If you do talk about not being ready to have kids, you are called a selfish woman or given advice on why motherhood is the best thing a woman can experience. Childbirth is often romanticized. It’s a happy picture of the baby being handed to the new mother, who clasps the child to her bosom and cries happy tears. Women are conditioned to treat motherhood as their greatest achievement. Women often succumb to societal pressure and choose to conceive even if they are not actually ready rather answering the gibberish questions.
Girls should not feel guilty when asked these questions as there is nothing wrong with following your heart and choosing your own way of living your life. You should choose motherhood only if you want to, not because others force you to.
It’s a big responsibility to raise a child. Parents, especially a mother, need to be physically and mentally prepared before taking the ‘big decision’. It is an irony that in our country all that is important is to have children and not how they are brought up. There is a perpetuation of the notion that women are somehow incomplete, unsuccessful, or unhappy if they are not having kids. There is nothing wrong with having children and there’s nothing wrong with not having them, it’s just a matter of choice.
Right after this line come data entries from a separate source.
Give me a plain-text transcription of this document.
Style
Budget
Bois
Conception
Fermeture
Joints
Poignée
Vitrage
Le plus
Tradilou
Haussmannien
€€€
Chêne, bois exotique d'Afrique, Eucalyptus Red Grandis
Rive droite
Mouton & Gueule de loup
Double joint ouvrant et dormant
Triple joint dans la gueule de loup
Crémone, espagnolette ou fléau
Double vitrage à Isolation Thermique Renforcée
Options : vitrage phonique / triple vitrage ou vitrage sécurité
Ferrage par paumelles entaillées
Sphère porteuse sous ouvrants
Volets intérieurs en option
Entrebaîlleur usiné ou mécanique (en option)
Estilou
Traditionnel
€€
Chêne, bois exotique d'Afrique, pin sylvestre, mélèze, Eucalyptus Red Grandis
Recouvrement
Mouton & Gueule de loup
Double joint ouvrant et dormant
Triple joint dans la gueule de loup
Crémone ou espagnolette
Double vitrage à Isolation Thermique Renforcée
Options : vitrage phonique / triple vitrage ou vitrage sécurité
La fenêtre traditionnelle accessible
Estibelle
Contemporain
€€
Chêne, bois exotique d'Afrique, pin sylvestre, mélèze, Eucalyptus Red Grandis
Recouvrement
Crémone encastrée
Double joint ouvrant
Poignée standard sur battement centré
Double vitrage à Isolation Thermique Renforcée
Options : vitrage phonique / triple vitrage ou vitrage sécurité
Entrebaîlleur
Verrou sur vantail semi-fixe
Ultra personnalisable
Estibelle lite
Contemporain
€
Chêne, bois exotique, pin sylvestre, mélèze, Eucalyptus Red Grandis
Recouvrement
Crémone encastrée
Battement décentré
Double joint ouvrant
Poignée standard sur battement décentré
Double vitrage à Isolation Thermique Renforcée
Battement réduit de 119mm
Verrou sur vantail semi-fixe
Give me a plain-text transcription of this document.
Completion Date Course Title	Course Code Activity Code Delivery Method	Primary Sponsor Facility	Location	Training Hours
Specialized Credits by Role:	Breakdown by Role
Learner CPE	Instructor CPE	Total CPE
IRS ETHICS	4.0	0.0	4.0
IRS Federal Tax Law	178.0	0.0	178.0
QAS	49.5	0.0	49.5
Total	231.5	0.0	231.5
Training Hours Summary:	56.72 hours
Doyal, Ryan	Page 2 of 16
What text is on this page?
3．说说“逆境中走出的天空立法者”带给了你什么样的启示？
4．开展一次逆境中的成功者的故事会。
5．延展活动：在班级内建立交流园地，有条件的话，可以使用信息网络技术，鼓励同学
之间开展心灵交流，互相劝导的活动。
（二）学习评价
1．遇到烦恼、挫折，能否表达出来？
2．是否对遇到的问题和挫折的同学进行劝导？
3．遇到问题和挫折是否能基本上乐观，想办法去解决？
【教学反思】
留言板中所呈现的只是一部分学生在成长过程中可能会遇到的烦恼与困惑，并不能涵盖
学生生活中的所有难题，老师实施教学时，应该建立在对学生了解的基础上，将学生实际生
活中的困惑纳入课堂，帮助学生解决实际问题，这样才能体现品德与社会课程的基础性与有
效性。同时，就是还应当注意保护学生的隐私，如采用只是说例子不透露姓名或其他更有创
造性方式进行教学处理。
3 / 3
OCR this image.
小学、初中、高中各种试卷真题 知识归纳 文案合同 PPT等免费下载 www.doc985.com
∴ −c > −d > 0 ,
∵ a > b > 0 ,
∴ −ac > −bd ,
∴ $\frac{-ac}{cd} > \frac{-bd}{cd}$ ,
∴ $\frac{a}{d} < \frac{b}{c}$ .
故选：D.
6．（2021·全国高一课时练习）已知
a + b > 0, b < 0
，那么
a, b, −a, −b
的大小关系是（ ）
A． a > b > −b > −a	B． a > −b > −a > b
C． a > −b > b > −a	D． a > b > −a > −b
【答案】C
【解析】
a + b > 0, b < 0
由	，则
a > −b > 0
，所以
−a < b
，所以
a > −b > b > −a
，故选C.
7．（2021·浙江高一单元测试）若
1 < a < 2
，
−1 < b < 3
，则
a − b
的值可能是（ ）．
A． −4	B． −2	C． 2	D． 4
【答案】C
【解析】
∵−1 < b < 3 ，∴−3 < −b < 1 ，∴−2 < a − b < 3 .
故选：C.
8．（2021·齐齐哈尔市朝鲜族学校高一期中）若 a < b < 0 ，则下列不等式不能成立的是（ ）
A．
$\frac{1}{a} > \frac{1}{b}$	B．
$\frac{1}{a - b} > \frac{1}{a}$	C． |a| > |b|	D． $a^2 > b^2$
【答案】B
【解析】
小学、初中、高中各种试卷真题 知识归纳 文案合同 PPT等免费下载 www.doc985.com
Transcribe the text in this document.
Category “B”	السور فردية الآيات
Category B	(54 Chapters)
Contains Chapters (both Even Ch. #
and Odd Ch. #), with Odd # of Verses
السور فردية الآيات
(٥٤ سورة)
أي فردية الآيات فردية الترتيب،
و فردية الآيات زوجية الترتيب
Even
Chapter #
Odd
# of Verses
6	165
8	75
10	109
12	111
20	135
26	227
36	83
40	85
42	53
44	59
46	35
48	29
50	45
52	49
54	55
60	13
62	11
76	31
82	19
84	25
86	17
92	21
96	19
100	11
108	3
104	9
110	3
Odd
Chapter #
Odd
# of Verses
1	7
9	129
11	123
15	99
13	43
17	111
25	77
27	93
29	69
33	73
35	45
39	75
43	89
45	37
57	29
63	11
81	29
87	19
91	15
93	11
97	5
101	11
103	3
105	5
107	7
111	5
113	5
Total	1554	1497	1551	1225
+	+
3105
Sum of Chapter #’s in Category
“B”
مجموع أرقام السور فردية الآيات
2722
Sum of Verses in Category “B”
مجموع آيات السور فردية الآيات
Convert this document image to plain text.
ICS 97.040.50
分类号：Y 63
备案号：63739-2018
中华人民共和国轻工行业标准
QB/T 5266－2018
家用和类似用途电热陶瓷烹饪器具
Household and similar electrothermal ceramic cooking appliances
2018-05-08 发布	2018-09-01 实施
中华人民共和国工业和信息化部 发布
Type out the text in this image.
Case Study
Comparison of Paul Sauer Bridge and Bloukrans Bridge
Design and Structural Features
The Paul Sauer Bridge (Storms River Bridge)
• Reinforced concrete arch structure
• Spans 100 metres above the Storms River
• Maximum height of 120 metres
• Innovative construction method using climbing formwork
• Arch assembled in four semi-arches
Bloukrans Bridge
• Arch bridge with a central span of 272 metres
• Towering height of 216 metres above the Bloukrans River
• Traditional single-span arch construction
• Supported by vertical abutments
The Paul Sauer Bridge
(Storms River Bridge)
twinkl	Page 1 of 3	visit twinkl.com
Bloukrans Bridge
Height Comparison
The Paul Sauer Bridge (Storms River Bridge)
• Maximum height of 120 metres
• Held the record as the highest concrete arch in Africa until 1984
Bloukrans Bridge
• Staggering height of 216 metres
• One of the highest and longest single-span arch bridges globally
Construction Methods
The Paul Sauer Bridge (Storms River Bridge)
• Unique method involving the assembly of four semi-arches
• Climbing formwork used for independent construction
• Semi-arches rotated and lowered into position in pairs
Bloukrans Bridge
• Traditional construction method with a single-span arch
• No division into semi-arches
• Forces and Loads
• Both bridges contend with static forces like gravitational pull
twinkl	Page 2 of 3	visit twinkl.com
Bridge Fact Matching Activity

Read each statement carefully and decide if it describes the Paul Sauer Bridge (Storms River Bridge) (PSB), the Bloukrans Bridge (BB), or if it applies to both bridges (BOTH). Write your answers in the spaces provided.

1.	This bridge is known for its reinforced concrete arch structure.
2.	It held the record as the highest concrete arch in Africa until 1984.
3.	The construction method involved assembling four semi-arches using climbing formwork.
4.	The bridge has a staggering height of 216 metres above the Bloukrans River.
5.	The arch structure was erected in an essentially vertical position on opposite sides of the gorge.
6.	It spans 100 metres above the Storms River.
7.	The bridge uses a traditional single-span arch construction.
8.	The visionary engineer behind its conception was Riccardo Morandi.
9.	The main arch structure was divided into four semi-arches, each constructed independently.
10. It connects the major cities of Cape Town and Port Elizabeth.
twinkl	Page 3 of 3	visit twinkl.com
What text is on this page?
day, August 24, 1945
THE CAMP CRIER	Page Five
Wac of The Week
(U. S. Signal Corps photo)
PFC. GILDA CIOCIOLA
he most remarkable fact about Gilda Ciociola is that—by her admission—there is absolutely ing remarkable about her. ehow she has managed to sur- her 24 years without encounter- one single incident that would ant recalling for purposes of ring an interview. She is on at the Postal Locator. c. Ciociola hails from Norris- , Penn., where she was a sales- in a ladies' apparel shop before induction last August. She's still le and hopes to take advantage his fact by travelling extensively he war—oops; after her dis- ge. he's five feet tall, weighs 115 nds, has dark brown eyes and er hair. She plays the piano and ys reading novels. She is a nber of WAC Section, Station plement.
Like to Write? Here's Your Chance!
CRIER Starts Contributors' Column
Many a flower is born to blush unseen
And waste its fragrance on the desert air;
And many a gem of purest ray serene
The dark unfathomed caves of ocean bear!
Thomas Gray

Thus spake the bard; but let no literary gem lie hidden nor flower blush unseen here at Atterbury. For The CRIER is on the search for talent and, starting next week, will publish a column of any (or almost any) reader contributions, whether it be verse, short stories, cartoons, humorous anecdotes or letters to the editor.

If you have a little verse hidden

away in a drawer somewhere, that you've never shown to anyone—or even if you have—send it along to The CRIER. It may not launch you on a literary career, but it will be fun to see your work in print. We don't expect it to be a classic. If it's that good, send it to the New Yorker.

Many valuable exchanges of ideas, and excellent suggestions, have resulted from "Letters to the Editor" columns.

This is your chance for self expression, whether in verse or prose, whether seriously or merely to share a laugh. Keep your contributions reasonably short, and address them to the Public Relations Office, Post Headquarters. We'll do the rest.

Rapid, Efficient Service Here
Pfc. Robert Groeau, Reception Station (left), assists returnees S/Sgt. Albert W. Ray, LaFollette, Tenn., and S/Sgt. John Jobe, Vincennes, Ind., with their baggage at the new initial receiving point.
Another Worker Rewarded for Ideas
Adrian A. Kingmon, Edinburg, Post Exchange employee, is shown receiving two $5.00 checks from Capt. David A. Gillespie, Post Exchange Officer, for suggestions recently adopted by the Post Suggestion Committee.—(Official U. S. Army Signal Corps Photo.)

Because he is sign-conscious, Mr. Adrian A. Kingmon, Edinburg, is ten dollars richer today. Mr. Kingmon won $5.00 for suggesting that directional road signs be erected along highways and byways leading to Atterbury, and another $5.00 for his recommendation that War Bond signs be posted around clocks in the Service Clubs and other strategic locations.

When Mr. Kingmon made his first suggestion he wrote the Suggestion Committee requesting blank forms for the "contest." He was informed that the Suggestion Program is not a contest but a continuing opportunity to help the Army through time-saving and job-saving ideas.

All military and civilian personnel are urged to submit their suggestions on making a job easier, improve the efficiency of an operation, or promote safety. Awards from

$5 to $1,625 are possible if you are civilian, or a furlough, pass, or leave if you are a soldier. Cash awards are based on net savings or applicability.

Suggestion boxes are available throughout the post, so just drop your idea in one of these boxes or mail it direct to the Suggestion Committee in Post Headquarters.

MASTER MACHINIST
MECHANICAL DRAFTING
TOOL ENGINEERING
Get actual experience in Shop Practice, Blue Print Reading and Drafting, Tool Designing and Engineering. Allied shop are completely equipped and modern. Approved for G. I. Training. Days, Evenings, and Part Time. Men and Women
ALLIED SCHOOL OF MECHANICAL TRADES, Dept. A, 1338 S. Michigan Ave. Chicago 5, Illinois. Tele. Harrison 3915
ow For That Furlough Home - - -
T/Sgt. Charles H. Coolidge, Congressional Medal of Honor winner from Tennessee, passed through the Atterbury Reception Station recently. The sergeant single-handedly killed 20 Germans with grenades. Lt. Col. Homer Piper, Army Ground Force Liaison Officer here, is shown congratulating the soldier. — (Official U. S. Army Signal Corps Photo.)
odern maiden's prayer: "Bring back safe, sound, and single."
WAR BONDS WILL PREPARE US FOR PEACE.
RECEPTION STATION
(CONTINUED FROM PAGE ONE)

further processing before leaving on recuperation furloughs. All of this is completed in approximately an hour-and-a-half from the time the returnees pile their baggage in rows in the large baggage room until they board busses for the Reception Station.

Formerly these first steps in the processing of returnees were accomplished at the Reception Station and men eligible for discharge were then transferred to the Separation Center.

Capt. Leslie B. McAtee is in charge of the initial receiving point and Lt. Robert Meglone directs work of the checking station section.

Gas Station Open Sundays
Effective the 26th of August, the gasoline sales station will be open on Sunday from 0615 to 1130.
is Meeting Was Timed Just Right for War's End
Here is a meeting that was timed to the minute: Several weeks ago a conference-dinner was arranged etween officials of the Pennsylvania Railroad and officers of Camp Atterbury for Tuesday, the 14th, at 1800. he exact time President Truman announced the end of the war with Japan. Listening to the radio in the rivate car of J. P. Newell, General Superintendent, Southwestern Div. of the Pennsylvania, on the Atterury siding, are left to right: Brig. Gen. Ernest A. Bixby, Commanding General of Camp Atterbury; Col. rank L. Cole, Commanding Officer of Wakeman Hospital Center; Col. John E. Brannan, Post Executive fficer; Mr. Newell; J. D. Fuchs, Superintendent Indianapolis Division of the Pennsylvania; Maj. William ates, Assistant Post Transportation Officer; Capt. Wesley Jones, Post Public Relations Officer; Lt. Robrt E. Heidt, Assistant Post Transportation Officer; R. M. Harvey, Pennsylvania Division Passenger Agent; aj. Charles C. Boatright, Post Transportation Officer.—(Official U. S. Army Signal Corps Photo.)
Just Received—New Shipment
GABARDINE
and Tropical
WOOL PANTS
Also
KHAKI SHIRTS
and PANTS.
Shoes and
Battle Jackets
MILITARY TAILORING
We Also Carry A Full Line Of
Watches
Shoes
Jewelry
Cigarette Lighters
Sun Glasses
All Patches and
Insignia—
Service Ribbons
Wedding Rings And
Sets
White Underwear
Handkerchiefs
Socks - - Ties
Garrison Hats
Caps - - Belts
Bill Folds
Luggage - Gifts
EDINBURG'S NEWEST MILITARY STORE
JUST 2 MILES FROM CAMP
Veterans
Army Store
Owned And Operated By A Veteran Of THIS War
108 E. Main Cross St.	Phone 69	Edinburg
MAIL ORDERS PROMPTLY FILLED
Advertisements, movies, and TV shows reinforce the belief that motherhood is the only purpose of women’s existence. The socio-cultural impact of advertisements is huge and it is important that brands and agencies realize this. Women are told that they are inherently nurturing, selfless, and sacrificing. Hindu religious imagery sentimentalizes and idealizes motherhood. The conceptualizations of the Devi-Ma (Goddess-Mother) in Hindu tradition are reinforced by the many goddesses in the Hindu pantheon. Such religious myths, perpetuated throughout the centuries, enforce the belief that motherhood is an essential part of being a woman.
Motherhood is and should be a choice – but only if it’s made willingly, happily, and under no pressure from the family or loved ones. One should also acknowledge that this choice is also about shared parental duties. If more people were supportive of women’s choices to have or not to have a baby, we would definitely have happier moms, happier babies, and definitely a happier society – one that is more balanced, more equal, and more accepting of both men’s and women’s life choices.